The visit to the African American History Museum reminded me that African American History Month is a time to remember the Mayflower, which brought men and women fleeing persecution from a king in England to the shores of Cape Cod in 1620, and acknowledge the existence of the White Lion, which arrived in 1619 with Africans from Angola. As I moved from one level of the museum to the next, I celebrated that I contain genetic instructions for resilience, courage, ingenuity, beauty, determination, persistence, and faith. My conversations with my mother reminded me that in her genetic code she carries the hopes and dreams of people from Shannon, Mississippi who understood share cropping, Jim and Jane Crow, and the pain of the song “Strange Fruit” sung by Billie Holiday and written by Abel Meeropol and who were part of the great migration north.


Thus, African American History Month is a corporate and personal recognition and celebration of African American achievements and a necessary reminder that people I love and know have lived this history in dark and painful ways. The people of God have lived this history in dark and painful ways. I am reminded that the elders/ancestors have gone on to be a part of the great cloud of witnesses.

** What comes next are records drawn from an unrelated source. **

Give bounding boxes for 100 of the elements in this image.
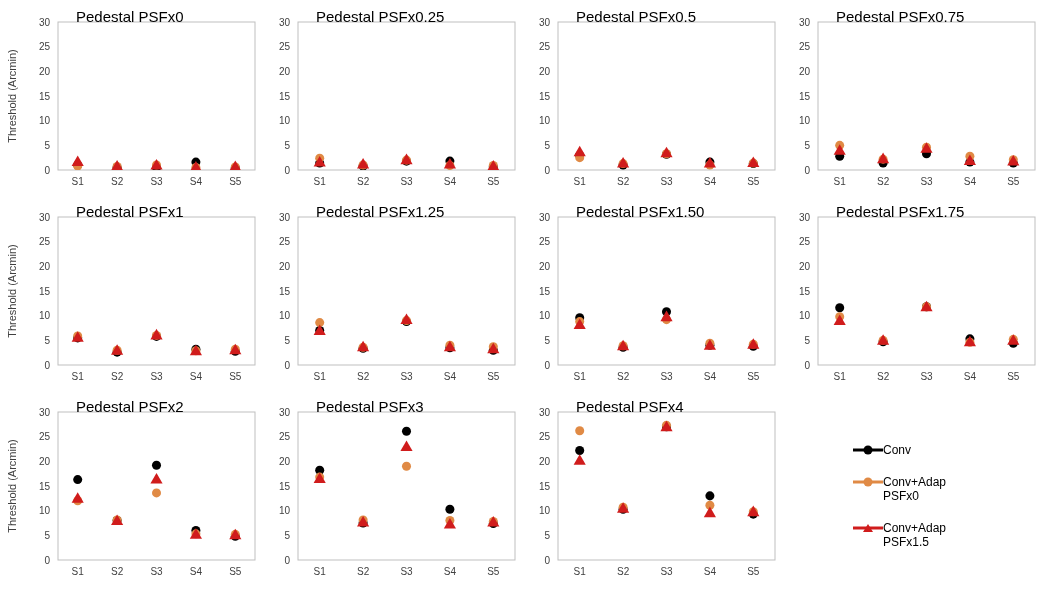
point xyxy=(151,488,162,498)
y-tick-label: 5 xyxy=(284,334,291,346)
y-tick-label: 25 xyxy=(278,431,291,443)
point xyxy=(575,445,585,455)
y-tick-label: 5 xyxy=(544,334,551,346)
y-tick-label: 10 xyxy=(38,115,51,127)
x-tick-label: S2 xyxy=(616,566,630,578)
y-tick-label: 20 xyxy=(38,455,51,467)
y-tick-label: 25 xyxy=(538,431,551,443)
y-tick-label: 0 xyxy=(44,554,51,566)
x-tick-label: S1 xyxy=(313,566,327,578)
legend-label: Conv+Adap PSFx0 xyxy=(883,475,948,503)
y-tick-label: 30 xyxy=(278,211,291,223)
point xyxy=(833,144,846,155)
x-tick-label: S2 xyxy=(356,566,370,578)
x-tick-label: S2 xyxy=(616,371,630,383)
x-tick-label: S1 xyxy=(313,371,327,383)
y-tick-label: 20 xyxy=(278,65,291,77)
y-tick-label: 10 xyxy=(538,310,551,322)
x-tick-label: S5 xyxy=(487,176,500,188)
y-tick-label: 5 xyxy=(44,334,51,346)
y-tick-label: 15 xyxy=(798,90,811,102)
x-tick-label: S5 xyxy=(747,566,760,578)
y-tick-label: 20 xyxy=(38,260,51,272)
point xyxy=(705,491,715,501)
y-tick-label: 30 xyxy=(538,406,551,418)
y-tick-label: 0 xyxy=(44,164,51,176)
x-tick-label: S5 xyxy=(747,176,760,188)
y-tick-label: 5 xyxy=(284,529,291,541)
x-tick-label: S3 xyxy=(660,371,674,383)
y-tick-label: 30 xyxy=(38,211,51,223)
y-tick-label: 0 xyxy=(544,554,551,566)
point xyxy=(660,310,673,322)
y-tick-label: 5 xyxy=(804,334,811,346)
y-tick-label: 0 xyxy=(544,164,551,176)
point xyxy=(575,426,585,436)
y-tick-label: 10 xyxy=(38,505,51,517)
chart-title: Pedestal PSFx4 xyxy=(576,398,684,415)
y-tick-label: 25 xyxy=(538,236,551,248)
x-tick-label: S4 xyxy=(443,176,457,188)
x-tick-label: S1 xyxy=(71,371,85,383)
x-tick-label: S5 xyxy=(229,566,242,578)
x-tick-label: S3 xyxy=(150,566,164,578)
chart-title: Pedestal PSFx0.25 xyxy=(316,8,445,25)
x-tick-label: S2 xyxy=(876,176,890,188)
x-tick-label: S1 xyxy=(71,176,85,188)
y-tick-label: 20 xyxy=(278,260,291,272)
y-tick-label: 10 xyxy=(278,505,291,517)
y-tick-label: 15 xyxy=(38,285,51,297)
x-tick-label: S4 xyxy=(189,371,203,383)
y-tick-label: 30 xyxy=(278,16,291,28)
y-tick-label: 10 xyxy=(278,310,291,322)
y-tick-label: 25 xyxy=(278,41,291,53)
y-tick-label: 20 xyxy=(798,65,811,77)
y-tick-label: 0 xyxy=(284,164,291,176)
point xyxy=(400,440,413,452)
x-tick-label: S4 xyxy=(189,566,203,578)
y-tick-label: 15 xyxy=(38,90,51,102)
y-tick-label: 15 xyxy=(798,285,811,297)
y-tick-label: 30 xyxy=(38,406,51,418)
point xyxy=(401,426,412,436)
point xyxy=(151,460,162,470)
x-tick-label: S4 xyxy=(963,371,977,383)
x-tick-label: S3 xyxy=(400,566,414,578)
chart-title: Pedestal PSFx0.5 xyxy=(576,8,697,25)
y-tick-label: 25 xyxy=(798,236,811,248)
x-tick-label: S3 xyxy=(920,176,934,188)
y-tick-label: 20 xyxy=(538,455,551,467)
point xyxy=(833,314,846,326)
y-tick-label: 5 xyxy=(544,529,551,541)
y-tick-label: 10 xyxy=(798,115,811,127)
y-tick-label: 0 xyxy=(284,554,291,566)
x-tick-label: S4 xyxy=(443,566,457,578)
y-tick-label: 0 xyxy=(804,359,811,371)
y-tick-label: 25 xyxy=(38,41,51,53)
x-tick-label: S3 xyxy=(400,371,414,383)
y-tick-label: 5 xyxy=(284,139,291,151)
y-tick-label: 5 xyxy=(544,139,551,151)
y-axis-title: Threshold (Arcmin) xyxy=(5,49,18,143)
x-tick-label: S4 xyxy=(703,176,717,188)
y-tick-label: 10 xyxy=(38,310,51,322)
y-tick-label: 30 xyxy=(798,16,811,28)
y-tick-label: 10 xyxy=(538,115,551,127)
x-tick-label: S3 xyxy=(920,371,934,383)
y-tick-label: 5 xyxy=(44,529,51,541)
x-tick-label: S1 xyxy=(71,566,85,578)
point xyxy=(73,475,83,485)
y-tick-label: 5 xyxy=(804,139,811,151)
y-tick-label: 25 xyxy=(538,41,551,53)
legend-label: Conv+Adap PSFx1.5 xyxy=(883,521,948,549)
x-tick-label: S1 xyxy=(313,176,327,188)
point xyxy=(150,473,163,484)
y-tick-label: 20 xyxy=(538,65,551,77)
x-tick-label: S1 xyxy=(573,371,587,383)
y-tick-label: 15 xyxy=(278,480,291,492)
y-tick-label: 10 xyxy=(538,505,551,517)
y-tick-label: 30 xyxy=(38,16,51,28)
x-tick-label: S5 xyxy=(487,566,500,578)
point xyxy=(703,506,716,518)
y-tick-label: 30 xyxy=(538,16,551,28)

We as people of faith have depended upon the God of our ancestors to light a path to freedom and the God of our hopes to make a way out of no way.  


I contend that with such a resilient genetic code, we must understand that contrary to the textbooks Black history is much more than a shallow overview of the conditions of slavery and emancipation. It is a commemoration of how we Blacks are an integral part of the fabric of this nation. I further assert:


  • African American History Month is the celebration of African Kings and Queens and their descendants who refused to accept as destiny a life and history of death.

  • African American History Month is a reminder to us that God expects more from us. God expects us to do more than say we will walk humbly with God. God expects us to do mercy, to do justice, to be humble in our thoughts and action towards those we see as we profess love for a God we do not see.

  • African American History Month is a call to action and a reminder we are all God’s children in heaven and on earth, and we were birthed with resilient genes. Even in dark and painful times, the light always will shine. May it be so not just for the day but also for every day we breathe.


 

Rev. Dr. Donald K. Gillett, II is the Regional Minister of the Christian Church (Disciples of Christ) in Kentucky. He is father to Jeremy, Liyah, Taisa, and Trey and grandfather to Jayda. He is married to Dr. Charisse L. Gillett, President of Lexington Theological Seminary.